Sezon öncesi hazırlıklarında Nemanja Nedovic bu alanda ipi göğüslemeye en yakın kişi olarak göze çarpsa da tam anlamıyla onun liderliğinde bir takım olduklarını söylemek güç. Belki de Vovoras’ın bu noktada bizlere sezon ilerledikçe sunacağı farklı numaraları vardır, belli olmaz.

Pierre Jackson bu saatten sonra herhangi bir takımın lideri olamaz. Bu saatten önce ve bu saatte de olamazdı zaten. Yetenekli bir oyuncuydu ve skora katkı yapabildiği müddetçe yaşıyordu ancak hiçbir zaman onu bir takımın lideri olarak izlediğimi hatırlamıyorum.

Marcus Foster henüz ilk EuroLeague sezonunu geçiriyor ve Holon’daki gibi tüm ipleri elinde tutabileceği bir oyuncu kadrosu yok.

Howard Sant-Roos’u bir oyun kurucu olarak kısa vadede belli bir yere kadar kullanabilirsiniz ancak saha içi lideri Sant-Roos olan bir takımın da EuroLeague’de yeri yok.  Çünkü öyle bir kimliğe sahip değil. Ona sadece oyun kuruculuğu değil; bir takımın tüm direksiyonunu, temposunu ayarlayacak vitesini emanet ederseniz bir yerden sonra hücumlar patır patır tıkanır, nefes alamayacak duruma gelir.
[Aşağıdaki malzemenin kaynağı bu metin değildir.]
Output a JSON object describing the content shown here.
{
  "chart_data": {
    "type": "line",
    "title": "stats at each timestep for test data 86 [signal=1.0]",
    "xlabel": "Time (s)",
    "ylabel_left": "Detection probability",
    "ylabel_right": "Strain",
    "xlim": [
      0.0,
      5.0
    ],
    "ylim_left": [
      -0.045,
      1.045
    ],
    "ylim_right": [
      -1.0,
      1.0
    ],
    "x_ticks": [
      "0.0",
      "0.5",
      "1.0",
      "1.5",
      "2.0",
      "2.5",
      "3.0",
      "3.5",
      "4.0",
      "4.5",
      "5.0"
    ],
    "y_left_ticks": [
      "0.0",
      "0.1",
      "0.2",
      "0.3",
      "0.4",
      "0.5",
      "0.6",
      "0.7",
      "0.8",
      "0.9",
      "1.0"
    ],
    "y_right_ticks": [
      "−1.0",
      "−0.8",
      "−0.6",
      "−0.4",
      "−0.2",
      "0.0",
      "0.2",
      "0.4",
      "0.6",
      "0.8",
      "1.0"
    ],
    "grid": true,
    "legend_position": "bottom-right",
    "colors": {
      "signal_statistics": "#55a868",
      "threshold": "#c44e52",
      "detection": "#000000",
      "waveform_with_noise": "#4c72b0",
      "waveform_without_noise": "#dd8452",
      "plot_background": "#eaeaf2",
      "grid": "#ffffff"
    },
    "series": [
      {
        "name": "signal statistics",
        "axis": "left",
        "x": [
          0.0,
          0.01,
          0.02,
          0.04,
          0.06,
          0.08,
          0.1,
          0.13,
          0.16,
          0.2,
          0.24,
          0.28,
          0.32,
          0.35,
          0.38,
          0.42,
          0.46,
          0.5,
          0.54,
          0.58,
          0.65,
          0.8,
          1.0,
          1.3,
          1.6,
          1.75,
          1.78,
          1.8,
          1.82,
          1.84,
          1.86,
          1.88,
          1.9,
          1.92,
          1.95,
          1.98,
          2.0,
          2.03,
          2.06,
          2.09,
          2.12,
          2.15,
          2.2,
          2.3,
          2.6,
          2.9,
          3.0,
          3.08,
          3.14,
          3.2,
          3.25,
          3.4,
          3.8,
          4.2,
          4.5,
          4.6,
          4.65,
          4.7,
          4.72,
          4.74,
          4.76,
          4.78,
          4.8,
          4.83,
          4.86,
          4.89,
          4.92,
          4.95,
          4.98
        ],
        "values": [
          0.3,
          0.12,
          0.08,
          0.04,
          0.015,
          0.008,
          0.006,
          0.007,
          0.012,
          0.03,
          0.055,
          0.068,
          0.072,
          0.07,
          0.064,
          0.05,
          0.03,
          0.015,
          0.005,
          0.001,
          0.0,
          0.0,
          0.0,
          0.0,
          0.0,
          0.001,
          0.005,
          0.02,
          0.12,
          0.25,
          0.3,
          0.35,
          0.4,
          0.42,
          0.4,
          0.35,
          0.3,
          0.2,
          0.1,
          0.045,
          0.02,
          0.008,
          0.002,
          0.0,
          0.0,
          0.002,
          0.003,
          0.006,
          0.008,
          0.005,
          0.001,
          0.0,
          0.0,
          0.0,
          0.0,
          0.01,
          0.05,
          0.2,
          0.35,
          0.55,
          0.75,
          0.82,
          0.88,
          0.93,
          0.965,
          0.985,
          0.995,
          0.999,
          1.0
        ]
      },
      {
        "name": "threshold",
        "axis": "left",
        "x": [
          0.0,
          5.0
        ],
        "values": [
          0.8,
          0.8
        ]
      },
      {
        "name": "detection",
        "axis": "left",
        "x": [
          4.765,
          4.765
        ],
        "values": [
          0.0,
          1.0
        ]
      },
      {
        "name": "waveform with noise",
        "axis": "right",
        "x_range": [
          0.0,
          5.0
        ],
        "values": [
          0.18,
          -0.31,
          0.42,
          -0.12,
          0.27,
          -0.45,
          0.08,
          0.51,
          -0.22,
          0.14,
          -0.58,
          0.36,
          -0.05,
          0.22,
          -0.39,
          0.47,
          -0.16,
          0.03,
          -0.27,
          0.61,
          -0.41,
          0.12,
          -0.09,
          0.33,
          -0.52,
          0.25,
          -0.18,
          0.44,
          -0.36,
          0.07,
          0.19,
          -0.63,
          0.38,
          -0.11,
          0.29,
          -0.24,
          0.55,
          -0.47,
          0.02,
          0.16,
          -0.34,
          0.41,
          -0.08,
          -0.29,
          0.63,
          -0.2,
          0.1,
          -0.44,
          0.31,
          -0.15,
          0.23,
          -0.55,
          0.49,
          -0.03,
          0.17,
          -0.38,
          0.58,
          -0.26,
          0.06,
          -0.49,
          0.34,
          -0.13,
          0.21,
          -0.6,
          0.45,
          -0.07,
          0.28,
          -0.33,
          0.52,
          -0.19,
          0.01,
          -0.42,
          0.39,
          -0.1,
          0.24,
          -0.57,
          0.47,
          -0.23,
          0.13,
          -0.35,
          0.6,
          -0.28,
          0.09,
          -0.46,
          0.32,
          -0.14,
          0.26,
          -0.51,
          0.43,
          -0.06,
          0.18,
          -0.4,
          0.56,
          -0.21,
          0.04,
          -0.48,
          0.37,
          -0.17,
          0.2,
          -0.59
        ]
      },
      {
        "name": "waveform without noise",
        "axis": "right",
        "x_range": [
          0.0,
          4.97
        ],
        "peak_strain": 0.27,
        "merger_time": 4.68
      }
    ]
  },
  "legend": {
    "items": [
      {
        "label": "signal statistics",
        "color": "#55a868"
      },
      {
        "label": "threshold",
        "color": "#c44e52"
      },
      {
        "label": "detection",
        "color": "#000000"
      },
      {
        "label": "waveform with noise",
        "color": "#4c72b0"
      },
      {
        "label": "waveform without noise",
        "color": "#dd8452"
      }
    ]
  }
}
Boyalı alanda da Aaron White, Zach Auguste gibi hücum katkısı verebilecek ancak bunun pek de ötesine gidemeyecek oyuncular olduğu gibi Dinos Mitoglou, George Papagiannis ve Ben Bentil gibi mücadele dozajını yukarı çekebilecek isimler var.

Papagiannis ve diğer opsiyonlarla oynanacak ikili oyunlar üzerinden bol bol sayı bulabilirler ancak Ioannis Papapetrou, her ne kadar çok kanat olarak düşünülmese de Sant-Roos gibi silahları mevcut. Yani hiç ama hiç boş takım değiller.

Panathinaikos bu yıl tüm bu hikayeleriyle daha sezon başından en ilgi çekici takımlardan birisi konumunda.

İzlenmesi Gereken İsim: Marcus Foster

Marcus Foster, İsrail Ligi ekiplerinden Hapoel Holon’un formasını giydiği 20 lig maçında 20.2 sayı – 3.5 ribaund – 3.4 asist ortalamalarıyla oynadı ve bunu yüzde 51.3 saha içi, yüzde 42.3 üç sayılık isabet oranlarıyla başardı. 20.5 sayı ortalamasıyla oynayan James Young’ın ardından ligin en skorer ikinci oyuncusuydu.

Bu sezon Panathinaikos formasıyla EuroLeague sahnesinde mücadele edecek olan Birleşik Amerikalı guard, çembere atak etme noktasındaki engin yeteneklerini konuşturduğu müddetçe Yeşiller’de çok sevilecek isimlerden biri olma potansiyeline sahip.

Hazırlık döneminde de epey öne çıktığını düşünürsek sezonu İsrail Ligi’ndeki kadar ihtişamlı şekilde olmasa da “takımı adına doğru işleri yapan, katkı sağlayan” yan parça rolünde geçirmesi kuvvetle muhtemel.